Adding checkpoints to Git

When you terminate training, you'll see a few commands in the terminal that will allow you to add these changes to Git.

To track the changes with git, run:

        git add dvclive.json dvc.yaml .gitignore train.py dvc.lock

Reproduced experiment(s): exp-263da
Experiment results have been applied to your workspace.

To promote an experiment to a Git branch run:

        dvc exp branch <exp>

You can run the following command to save your experiments to the Git history.

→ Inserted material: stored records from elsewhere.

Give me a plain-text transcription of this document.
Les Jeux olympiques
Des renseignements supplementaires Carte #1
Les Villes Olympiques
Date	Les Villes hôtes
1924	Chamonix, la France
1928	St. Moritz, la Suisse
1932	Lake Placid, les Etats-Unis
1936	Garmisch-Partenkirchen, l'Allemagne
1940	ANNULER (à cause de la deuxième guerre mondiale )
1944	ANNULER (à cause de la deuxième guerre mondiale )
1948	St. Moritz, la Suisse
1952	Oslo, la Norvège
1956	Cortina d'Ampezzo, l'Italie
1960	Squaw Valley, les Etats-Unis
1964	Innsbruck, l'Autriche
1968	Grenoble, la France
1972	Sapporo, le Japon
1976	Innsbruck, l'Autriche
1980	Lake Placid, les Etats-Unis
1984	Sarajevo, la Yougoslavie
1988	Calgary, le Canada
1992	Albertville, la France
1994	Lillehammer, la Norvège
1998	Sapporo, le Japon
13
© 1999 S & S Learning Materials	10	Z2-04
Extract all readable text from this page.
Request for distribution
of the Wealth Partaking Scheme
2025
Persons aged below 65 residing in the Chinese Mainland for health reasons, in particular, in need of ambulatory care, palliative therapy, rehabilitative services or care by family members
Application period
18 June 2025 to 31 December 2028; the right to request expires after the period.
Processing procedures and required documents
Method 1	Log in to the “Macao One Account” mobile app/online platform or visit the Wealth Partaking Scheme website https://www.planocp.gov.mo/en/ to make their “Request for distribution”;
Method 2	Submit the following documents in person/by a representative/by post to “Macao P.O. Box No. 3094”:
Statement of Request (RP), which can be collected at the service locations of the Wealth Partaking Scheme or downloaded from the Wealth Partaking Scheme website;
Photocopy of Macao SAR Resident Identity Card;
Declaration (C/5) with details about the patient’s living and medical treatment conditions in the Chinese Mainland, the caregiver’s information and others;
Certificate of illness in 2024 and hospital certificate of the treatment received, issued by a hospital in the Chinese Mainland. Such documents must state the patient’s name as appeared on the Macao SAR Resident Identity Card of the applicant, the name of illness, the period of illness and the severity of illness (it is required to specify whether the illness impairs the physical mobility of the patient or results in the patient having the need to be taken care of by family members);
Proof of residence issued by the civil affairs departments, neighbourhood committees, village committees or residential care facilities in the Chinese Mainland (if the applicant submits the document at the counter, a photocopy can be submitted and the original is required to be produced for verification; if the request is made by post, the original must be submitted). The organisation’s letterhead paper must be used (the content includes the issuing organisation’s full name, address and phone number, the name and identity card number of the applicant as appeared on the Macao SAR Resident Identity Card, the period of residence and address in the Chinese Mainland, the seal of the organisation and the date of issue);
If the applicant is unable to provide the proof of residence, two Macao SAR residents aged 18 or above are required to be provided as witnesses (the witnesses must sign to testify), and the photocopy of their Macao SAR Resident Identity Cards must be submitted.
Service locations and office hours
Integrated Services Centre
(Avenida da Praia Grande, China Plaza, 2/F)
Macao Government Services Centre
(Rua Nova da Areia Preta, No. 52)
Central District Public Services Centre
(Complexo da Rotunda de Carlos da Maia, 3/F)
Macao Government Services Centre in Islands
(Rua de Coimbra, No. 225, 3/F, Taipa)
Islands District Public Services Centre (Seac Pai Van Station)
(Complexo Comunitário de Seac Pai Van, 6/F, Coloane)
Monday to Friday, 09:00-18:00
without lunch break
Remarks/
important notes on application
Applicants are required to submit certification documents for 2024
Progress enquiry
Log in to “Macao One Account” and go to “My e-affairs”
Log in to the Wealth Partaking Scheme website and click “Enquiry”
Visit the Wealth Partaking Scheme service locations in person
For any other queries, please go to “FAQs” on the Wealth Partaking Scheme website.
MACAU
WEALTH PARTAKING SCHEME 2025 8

$ git add dvclive.json dvc.yaml .gitignore train.py dvc.lock

You can take a look at what will be committed to your Git history by running:

$ git status

You should see something similar to this in your terminal.

Changes to be committed:
  (use "git restore --staged <file>..." to unstage)
        new file:   .gitignore
        new file:   dvc.lock
        new file:   dvclive.json

Untracked files:
  (use "git add <file>..." to include in what will be committed)
        data/
        dvclive.html
        dvclive/
        model.pt
        plots.html
        predictions.json

All that's left is to commit these changes with the following command:

$ git commit -m 'saved files from experiment'

We can also remove all of the experiments we don't promote to our Git workspace with the following command:

$ dvc exp gc --workspace --force

Now that you know how to use checkpoints in DVC, you'll be able to resume training from different checkpoints to try out new hyperparameters or code and you'll be able to track all of the changes you make while trying to create the best possible model.